Adesso hai scelto di non rispondere prendendoti una rivincita, ma negli anni in cui hai subito insulti e atteggiamenti sgradevoli, hai mai avuto l'istinto di reagire?

Mai. Era paralizzante, quando hai 13- 12 anni sei un bambino, quando una persona davanti a tutti cerca di mortificarti, è un atto violento e devastante, soprattutto se ha ragione.  Se all’interno della violenza si nascondono delle verità che tu non sei nemmeno pronto a raccontare, l’ultima cosa che fai è metterti il mantello e la mascherina da Superman. Per cui no, anzi, e ben venga dirlo, sono anche stanco di questa narrativa del sentirci in colpa quando chi vuole schiacciarci ci schiaccia, purtroppo succede.

Col sentirsi in colpa intendi che passa il messaggio per cui siamo stati complici di quel gesto?

Siamo stati deboli, non abbiamo reagito, non abbiamo dato i famosi due pugni che avrebbero assestato la persona in questione. Quando si è vittime la domanda è: dove stanno le persone che difendono le vittime? Perché le vittime che si difendono non siamo sempre noi. Io avrei voluto sparire, non dover più incontrare quelle persone, non dover più gestire quelle situazioni, scappare. Davanti ad un incendio in casa, non è che ti metti lì con un bicchiere a cercare di spegnerlo.

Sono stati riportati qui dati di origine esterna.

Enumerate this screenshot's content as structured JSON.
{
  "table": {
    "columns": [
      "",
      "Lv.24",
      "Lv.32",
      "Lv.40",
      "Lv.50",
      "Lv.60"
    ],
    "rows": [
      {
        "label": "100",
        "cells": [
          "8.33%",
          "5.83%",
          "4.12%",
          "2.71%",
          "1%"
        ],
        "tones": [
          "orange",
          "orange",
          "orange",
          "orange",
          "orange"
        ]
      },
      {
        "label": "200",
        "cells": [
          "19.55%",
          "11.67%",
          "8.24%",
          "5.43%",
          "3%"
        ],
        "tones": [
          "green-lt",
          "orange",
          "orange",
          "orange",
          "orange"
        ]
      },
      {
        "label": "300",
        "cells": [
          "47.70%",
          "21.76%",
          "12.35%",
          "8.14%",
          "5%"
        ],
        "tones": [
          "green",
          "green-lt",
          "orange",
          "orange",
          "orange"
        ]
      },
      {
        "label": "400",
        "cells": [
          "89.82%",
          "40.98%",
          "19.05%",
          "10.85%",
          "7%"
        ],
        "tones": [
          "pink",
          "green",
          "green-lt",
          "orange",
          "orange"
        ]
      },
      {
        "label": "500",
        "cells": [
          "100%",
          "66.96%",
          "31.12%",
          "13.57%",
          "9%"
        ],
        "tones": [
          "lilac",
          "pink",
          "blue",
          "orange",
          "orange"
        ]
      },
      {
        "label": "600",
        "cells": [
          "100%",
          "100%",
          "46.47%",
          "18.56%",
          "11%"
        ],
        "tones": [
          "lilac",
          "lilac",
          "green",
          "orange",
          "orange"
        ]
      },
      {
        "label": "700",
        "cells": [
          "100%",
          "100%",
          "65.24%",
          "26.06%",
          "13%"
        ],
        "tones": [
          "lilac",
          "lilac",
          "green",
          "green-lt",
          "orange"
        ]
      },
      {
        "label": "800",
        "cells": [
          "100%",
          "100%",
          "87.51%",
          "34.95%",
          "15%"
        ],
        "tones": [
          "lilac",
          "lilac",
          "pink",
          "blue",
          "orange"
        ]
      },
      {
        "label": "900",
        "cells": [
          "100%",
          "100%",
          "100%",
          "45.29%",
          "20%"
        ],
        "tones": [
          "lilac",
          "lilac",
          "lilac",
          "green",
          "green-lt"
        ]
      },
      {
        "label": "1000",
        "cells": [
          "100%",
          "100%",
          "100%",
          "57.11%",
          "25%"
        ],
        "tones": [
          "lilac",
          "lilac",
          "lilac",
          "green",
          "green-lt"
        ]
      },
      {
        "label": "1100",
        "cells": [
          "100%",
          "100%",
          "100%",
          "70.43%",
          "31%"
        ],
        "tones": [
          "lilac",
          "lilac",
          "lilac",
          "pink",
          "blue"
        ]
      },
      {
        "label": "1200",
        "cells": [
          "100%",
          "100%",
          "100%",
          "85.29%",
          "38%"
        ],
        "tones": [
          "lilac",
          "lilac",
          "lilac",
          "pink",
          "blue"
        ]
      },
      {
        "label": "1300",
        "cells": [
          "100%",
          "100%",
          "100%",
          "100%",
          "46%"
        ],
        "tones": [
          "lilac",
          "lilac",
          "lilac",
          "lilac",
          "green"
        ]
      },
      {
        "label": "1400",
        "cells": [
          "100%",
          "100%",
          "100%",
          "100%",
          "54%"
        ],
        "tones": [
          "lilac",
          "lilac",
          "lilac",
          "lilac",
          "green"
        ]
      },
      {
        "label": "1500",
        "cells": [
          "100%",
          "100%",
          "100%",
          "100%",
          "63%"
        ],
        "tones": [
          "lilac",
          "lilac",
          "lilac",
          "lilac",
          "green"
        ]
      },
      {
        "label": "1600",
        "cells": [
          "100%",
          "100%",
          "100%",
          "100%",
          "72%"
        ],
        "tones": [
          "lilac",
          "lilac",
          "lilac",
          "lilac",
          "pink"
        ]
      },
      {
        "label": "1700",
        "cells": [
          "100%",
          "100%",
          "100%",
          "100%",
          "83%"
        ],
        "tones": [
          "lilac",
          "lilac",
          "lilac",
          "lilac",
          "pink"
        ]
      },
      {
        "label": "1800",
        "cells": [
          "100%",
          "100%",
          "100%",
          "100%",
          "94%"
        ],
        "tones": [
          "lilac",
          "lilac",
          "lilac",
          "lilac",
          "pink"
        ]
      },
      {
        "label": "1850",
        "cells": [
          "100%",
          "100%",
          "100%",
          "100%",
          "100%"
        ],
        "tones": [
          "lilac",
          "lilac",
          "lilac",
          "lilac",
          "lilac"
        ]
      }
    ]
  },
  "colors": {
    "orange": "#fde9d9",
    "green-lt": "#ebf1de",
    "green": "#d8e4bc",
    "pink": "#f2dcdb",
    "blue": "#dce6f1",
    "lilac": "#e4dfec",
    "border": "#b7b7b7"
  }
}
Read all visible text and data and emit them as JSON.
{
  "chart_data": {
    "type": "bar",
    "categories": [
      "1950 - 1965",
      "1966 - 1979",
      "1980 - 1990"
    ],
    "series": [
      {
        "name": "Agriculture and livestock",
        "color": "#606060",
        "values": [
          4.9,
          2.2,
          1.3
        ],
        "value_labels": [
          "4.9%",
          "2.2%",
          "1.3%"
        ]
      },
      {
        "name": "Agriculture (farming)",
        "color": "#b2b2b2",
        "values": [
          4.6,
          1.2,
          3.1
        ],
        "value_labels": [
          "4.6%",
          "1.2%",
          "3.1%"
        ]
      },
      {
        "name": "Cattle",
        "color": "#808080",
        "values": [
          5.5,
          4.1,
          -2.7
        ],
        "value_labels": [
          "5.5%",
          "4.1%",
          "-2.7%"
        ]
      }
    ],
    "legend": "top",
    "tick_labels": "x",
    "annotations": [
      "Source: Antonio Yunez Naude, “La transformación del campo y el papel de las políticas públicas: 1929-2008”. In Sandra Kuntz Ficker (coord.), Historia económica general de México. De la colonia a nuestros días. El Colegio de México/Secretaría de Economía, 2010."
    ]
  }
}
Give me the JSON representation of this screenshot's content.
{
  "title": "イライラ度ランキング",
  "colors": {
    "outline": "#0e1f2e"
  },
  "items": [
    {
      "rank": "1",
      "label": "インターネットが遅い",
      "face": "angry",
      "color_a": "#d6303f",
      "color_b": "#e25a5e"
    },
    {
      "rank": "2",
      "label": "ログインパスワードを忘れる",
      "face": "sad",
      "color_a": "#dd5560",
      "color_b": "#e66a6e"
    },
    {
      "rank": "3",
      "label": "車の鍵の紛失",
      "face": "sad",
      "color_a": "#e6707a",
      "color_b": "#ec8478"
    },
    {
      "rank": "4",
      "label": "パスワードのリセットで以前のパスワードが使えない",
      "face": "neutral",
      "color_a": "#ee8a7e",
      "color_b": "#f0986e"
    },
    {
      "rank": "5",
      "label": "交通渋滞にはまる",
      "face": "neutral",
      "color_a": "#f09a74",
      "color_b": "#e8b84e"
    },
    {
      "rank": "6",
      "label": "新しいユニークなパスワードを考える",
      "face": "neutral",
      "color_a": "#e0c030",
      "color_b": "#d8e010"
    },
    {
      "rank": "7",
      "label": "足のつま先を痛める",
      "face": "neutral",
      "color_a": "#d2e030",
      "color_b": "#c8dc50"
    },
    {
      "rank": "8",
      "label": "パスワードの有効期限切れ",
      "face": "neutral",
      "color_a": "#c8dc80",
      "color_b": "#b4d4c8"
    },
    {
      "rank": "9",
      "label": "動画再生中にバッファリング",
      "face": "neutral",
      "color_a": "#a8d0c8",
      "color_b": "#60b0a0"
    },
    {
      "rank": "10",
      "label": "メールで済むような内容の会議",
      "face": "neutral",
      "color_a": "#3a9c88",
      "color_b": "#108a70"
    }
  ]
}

Bisognerebbe normalizzare l'idea che, a volte, anche il dolore è una forma di reazione. 

Non tutti possono empatizzare con determinate sensibilità, perché non tutti hanno avuto la fortuna di avere qualcosa di fragile da dover custodire, quando gli altri cercano di calpestarlo e lo calpestano, lo frantumano. Invidio chi ha questa capacità di reazione, questa forza. La storia ci racconta che la maggior parte delle persone viene schiacciata e a volte si toglie anche la vita.

Una bella immagine quella della fortuna di avere qualcosa di fragile da custodire.

Ma molti non ce l’hanno, altrimenti riuscirebbero ad empatizzare. Chi non ha qualcosa di fragile da custodire, non riesce a comprendere come possano esistere determinate cose che hanno bisogno di essere gestite con cura. Viviamo in una società dove, soprattutto per i maschi, si è soliti indirizzarli: “dai svegliate, fai l’omo non fa la femminuccia, stringi i denti e vai”.

Siamo incastrati in ruoli che non ci appartengono?

Siamo incastrati nell’ideologia di questi superuomini e superdonne che ci hanno raccontato, e posso dirti? Rimangono super anche quando non sorridono sempre, trovo molto più coraggiosa una persona che si rompe e lo mostra, rispetto ad una persona che è sempre tutta d’un pezzo, perché vuol dire che si rompe a casa ed è lì che raccoglie i cocci. Trovo molto coraggioso normalizzare le sfide, le cadute, i fallimenti, gli stati d'animo più bui, e normalizzare anche il fatto che con un bullo puoi perdere, anzi, sicuramente perdi. Altrimenti non sarebbe un bullo, sarebbe uno che ci ha provato.

Vogliamo dire, una volta per tutte, che essere invincibili non è un traguardo?

Certo che lo diciamo! Le persone che dicono di essere invincibili si stanno mentendo, perché sia chiaro, nessuno è invincibile. Quando ci troviamo davanti ad una persona che lo sembra, dobbiamo chiederci dov’è che nasconde le sue fragilità. Quando leggo alcuni commenti mostruosi, mi chiedo dove e in che modo quelle persone abbiano spento o nascosto le loro debolezze, che non è una brutta parola. Perché non ci posso credere che ci sia gente che gioisca nel vedere altre persone soffrire, è qualcosa che non posso accettare.